Can you paramotor at an airport whose control tower is closed for the day or night?
I’ve always understood that when a control tower closed, the airspace reverted from D to E. That would keep the entire surface area off limits to us without permission from the controlling agency, usually an air route traffic control center. But Phil Russman pointed out some sites that contradicted that belief so I went digging.
According to the Airmen’s Information Manual (AIM), it depends. Although the default is E airspace at the surface, that’s not always the case and you find out by consulting the Airport/Facility directory. An excerpt is included below and viewed online. Search for “FAA Chart Supplements”. These were formerly part of the “Airport/Facility Directory” (A/FD).
Here’s the AIM paragraph from Section Two, 3-2-5: (as of July 9, 2009).
At those airports where the control tower does not operate 24 hours a day, the operating hours of the tower will be listed on the appropriate charts and in the A/FD. During the hours the tower is not in operation, the Class E surface area rules or a combination of Class E rules to 700 feet above ground level and Class G rules to the surface will become applicable. Check the A/FD for specifics.

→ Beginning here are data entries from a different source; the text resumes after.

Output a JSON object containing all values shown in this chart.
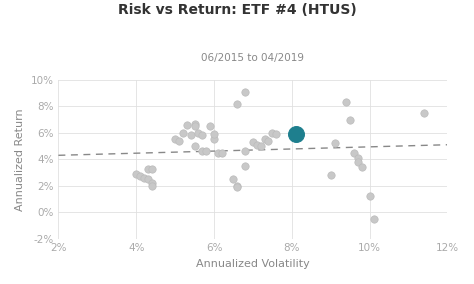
{
  "title": "Risk vs Return: ETF #4 (HTUS)",
  "subtitle": "06/2015 to 04/2019",
  "xlabel": "Annualized Volatility",
  "ylabel": "Annualized Return",
  "xlim": [
    0.02,
    0.12
  ],
  "ylim": [
    -0.02,
    0.1
  ],
  "xticks": [
    0.02,
    0.04,
    0.06,
    0.08,
    0.1,
    0.12
  ],
  "yticks": [
    -0.02,
    0.0,
    0.02,
    0.04,
    0.06,
    0.08,
    0.1
  ],
  "background_color": "#ffffff",
  "plot_bg_color": "#ffffff",
  "scatter_color": "#c8c8c8",
  "scatter_edge_color": "#bbbbbb",
  "highlight_color": "#1e7f8e",
  "highlight_edge_color": "#1e7f8e",
  "trendline_color": "#888888",
  "grid_color": "#e0e0e0",
  "title_color": "#333333",
  "subtitle_color": "#888888",
  "label_color": "#888888",
  "tick_color": "#aaaaaa",
  "scatter_points": [
    [
      0.04,
      0.029
    ],
    [
      0.041,
      0.027
    ],
    [
      0.042,
      0.026
    ],
    [
      0.043,
      0.033
    ],
    [
      0.043,
      0.025
    ],
    [
      0.044,
      0.033
    ],
    [
      0.044,
      0.022
    ],
    [
      0.044,
      0.02
    ],
    [
      0.05,
      0.055
    ],
    [
      0.051,
      0.054
    ],
    [
      0.052,
      0.06
    ],
    [
      0.053,
      0.066
    ],
    [
      0.054,
      0.058
    ],
    [
      0.055,
      0.067
    ],
    [
      0.055,
      0.065
    ],
    [
      0.055,
      0.05
    ],
    [
      0.056,
      0.06
    ],
    [
      0.057,
      0.058
    ],
    [
      0.057,
      0.046
    ],
    [
      0.058,
      0.046
    ],
    [
      0.059,
      0.065
    ],
    [
      0.06,
      0.055
    ],
    [
      0.06,
      0.059
    ],
    [
      0.061,
      0.045
    ],
    [
      0.062,
      0.045
    ],
    [
      0.065,
      0.025
    ],
    [
      0.066,
      0.02
    ],
    [
      0.066,
      0.019
    ],
    [
      0.068,
      0.035
    ],
    [
      0.068,
      0.046
    ],
    [
      0.07,
      0.053
    ],
    [
      0.071,
      0.051
    ],
    [
      0.072,
      0.05
    ],
    [
      0.073,
      0.055
    ],
    [
      0.074,
      0.054
    ],
    [
      0.066,
      0.082
    ],
    [
      0.068,
      0.091
    ],
    [
      0.075,
      0.06
    ],
    [
      0.076,
      0.059
    ],
    [
      0.09,
      0.028
    ],
    [
      0.091,
      0.052
    ],
    [
      0.094,
      0.083
    ],
    [
      0.095,
      0.07
    ],
    [
      0.096,
      0.045
    ],
    [
      0.097,
      0.041
    ],
    [
      0.097,
      0.038
    ],
    [
      0.098,
      0.034
    ],
    [
      0.1,
      0.012
    ],
    [
      0.101,
      -0.005
    ],
    [
      0.114,
      0.075
    ]
  ],
  "highlight_point": [
    0.081,
    0.059
  ],
  "trendline_x": [
    0.02,
    0.12
  ],
  "trendline_y": [
    0.043,
    0.051
  ],
  "scatter_size": 28,
  "highlight_size": 130,
  "title_fontsize": 10,
  "subtitle_fontsize": 7.5,
  "label_fontsize": 8,
  "tick_fontsize": 7.5
}
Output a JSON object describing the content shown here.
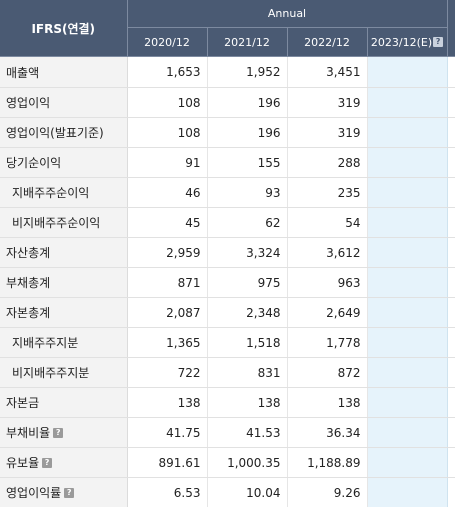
{
  "header": {
    "corner": "IFRS(연결)",
    "group": "Annual",
    "periods": [
      "2020/12",
      "2021/12",
      "2022/12",
      "2023/12(E)"
    ],
    "help_glyph": "?"
  },
  "rows": [
    {
      "label": "매출액",
      "values": [
        "1,653",
        "1,952",
        "3,451"
      ],
      "help": false
    },
    {
      "label": "영업이익",
      "values": [
        "108",
        "196",
        "319"
      ],
      "help": false
    },
    {
      "label": "영업이익(발표기준)",
      "values": [
        "108",
        "196",
        "319"
      ],
      "help": false
    },
    {
      "label": "당기순이익",
      "values": [
        "91",
        "155",
        "288"
      ],
      "help": false
    },
    {
      "label": "지배주주순이익",
      "values": [
        "46",
        "93",
        "235"
      ],
      "help": false
    },
    {
      "label": "비지배주주순이익",
      "values": [
        "45",
        "62",
        "54"
      ],
      "help": false
    },
    {
      "label": "자산총계",
      "values": [
        "2,959",
        "3,324",
        "3,612"
      ],
      "help": false
    },
    {
      "label": "부채총계",
      "values": [
        "871",
        "975",
        "963"
      ],
      "help": false
    },
    {
      "label": "자본총계",
      "values": [
        "2,087",
        "2,348",
        "2,649"
      ],
      "help": false
    },
    {
      "label": "지배주주지분",
      "values": [
        "1,365",
        "1,518",
        "1,778"
      ],
      "help": false
    },
    {
      "label": "비지배주주지분",
      "values": [
        "722",
        "831",
        "872"
      ],
      "help": false
    },
    {
      "label": "자본금",
      "values": [
        "138",
        "138",
        "138"
      ],
      "help": false
    },
    {
      "label": "부채비율",
      "values": [
        "41.75",
        "41.53",
        "36.34"
      ],
      "help": true
    },
    {
      "label": "유보율",
      "values": [
        "891.61",
        "1,000.35",
        "1,188.89"
      ],
      "help": true
    },
    {
      "label": "영업이익률",
      "values": [
        "6.53",
        "10.04",
        "9.26"
      ],
      "help": true
    }
  ],
  "colors": {
    "header_bg": "#4a5a73",
    "label_bg": "#f3f3f3",
    "estimate_bg": "#e6f3fb"
  }
}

But in the supplement (A/FD entry) below it shows that under “Airspace” it says Class D svc 1300-0300Z; other times Class G. That’s cool. It means you can fly there legally when the tower is closed and you’re in G airspace.
So there may indeed be times when you can fly from airports whose tower is closed without a radio. More importantly, you can fly areas around where the D airspace otherwise puts great sites off limits.
It’s good to know the law but, as always, exercise that knowledge carefully. We fly at the pleasure of a sensitive public—piss ’em off and we won’t fly anymore.